Moskau. Sie haben sich warm angezogen, haben sich auf der Treppe ihres Hauses in Reih und Glied aufgestellt. Wenn sie sprechen, kommen Nebelwölkchen aus ihren Mündern. Es ist kalt in Woskressensk, knapp 80 Kilometer südöstlich von Moskau. So kalt wie seit mehr als 40 Jahren nicht mehr. Für ganz Russland melden die Meteorologen eine anomale Kälte für Januar, durchschnittlich bis zu 15 Grad kälter als sonst in dieser Jahreszeit. In Moskau und Moskauer Umland sind es derzeit zwischen minus 20 und minus 30 Grad. Das bringt die Infrastruktur an den Rand ihres Funktionierens, in knapp zehn Regionen des Landes zeigt sich ihr Verfall: Wasserleitungen bersten, Heizungen bleiben kalt, der Strom fällt aus.

In manchen Wohnungen funktioniert auch das Gas nicht.
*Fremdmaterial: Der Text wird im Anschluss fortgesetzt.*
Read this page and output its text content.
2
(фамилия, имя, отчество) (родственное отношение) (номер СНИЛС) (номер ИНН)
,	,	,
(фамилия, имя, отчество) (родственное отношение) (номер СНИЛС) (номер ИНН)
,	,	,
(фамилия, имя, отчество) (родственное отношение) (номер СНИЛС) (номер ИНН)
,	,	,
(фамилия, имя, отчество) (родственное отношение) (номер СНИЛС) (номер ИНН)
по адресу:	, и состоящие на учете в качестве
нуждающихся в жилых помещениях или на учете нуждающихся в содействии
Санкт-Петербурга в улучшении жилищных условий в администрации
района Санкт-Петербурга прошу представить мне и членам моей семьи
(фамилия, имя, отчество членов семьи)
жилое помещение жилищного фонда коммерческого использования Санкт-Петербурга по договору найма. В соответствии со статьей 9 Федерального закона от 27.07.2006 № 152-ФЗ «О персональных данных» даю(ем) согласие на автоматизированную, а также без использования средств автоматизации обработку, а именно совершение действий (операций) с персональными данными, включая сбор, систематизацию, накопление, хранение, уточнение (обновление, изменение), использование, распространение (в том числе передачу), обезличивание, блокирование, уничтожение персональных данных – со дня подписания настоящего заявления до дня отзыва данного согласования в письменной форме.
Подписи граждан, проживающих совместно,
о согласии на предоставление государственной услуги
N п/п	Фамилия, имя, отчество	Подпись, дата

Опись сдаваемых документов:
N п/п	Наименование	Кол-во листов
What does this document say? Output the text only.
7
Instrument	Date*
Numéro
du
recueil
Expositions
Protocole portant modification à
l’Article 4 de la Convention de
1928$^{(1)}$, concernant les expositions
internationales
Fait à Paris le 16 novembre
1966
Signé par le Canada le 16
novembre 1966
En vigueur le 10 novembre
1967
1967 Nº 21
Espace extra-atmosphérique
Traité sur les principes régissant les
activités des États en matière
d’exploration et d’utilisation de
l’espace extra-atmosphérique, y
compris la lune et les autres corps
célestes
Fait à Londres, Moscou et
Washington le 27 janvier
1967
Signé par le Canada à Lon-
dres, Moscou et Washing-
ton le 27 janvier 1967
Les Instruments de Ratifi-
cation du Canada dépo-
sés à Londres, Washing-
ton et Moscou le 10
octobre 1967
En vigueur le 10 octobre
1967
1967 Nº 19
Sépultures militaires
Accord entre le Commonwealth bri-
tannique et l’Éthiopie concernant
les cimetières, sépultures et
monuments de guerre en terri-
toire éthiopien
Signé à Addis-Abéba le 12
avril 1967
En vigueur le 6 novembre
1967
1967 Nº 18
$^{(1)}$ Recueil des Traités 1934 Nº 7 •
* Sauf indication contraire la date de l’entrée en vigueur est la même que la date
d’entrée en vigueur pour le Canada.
Die Menschen laufen in dicken Jacken und Mützen zu Hause, machen Feuer vor der Haustür. Die Treppenhäuser sind voller Eisschichten, Freiwillige verteilen Federbetten und bringen etwas Warmes zu essen. Manche, bei denen geheizt wird in der Wohnung, bieten Schlafplätze für Bedürftige an. Schulen schließen, Krankenhäuser werfen ihre Generatoren an. In den sozialen Netzwerken häufen sich Hilferufe, ähnlich dem aus Woskressensk bei Moskau.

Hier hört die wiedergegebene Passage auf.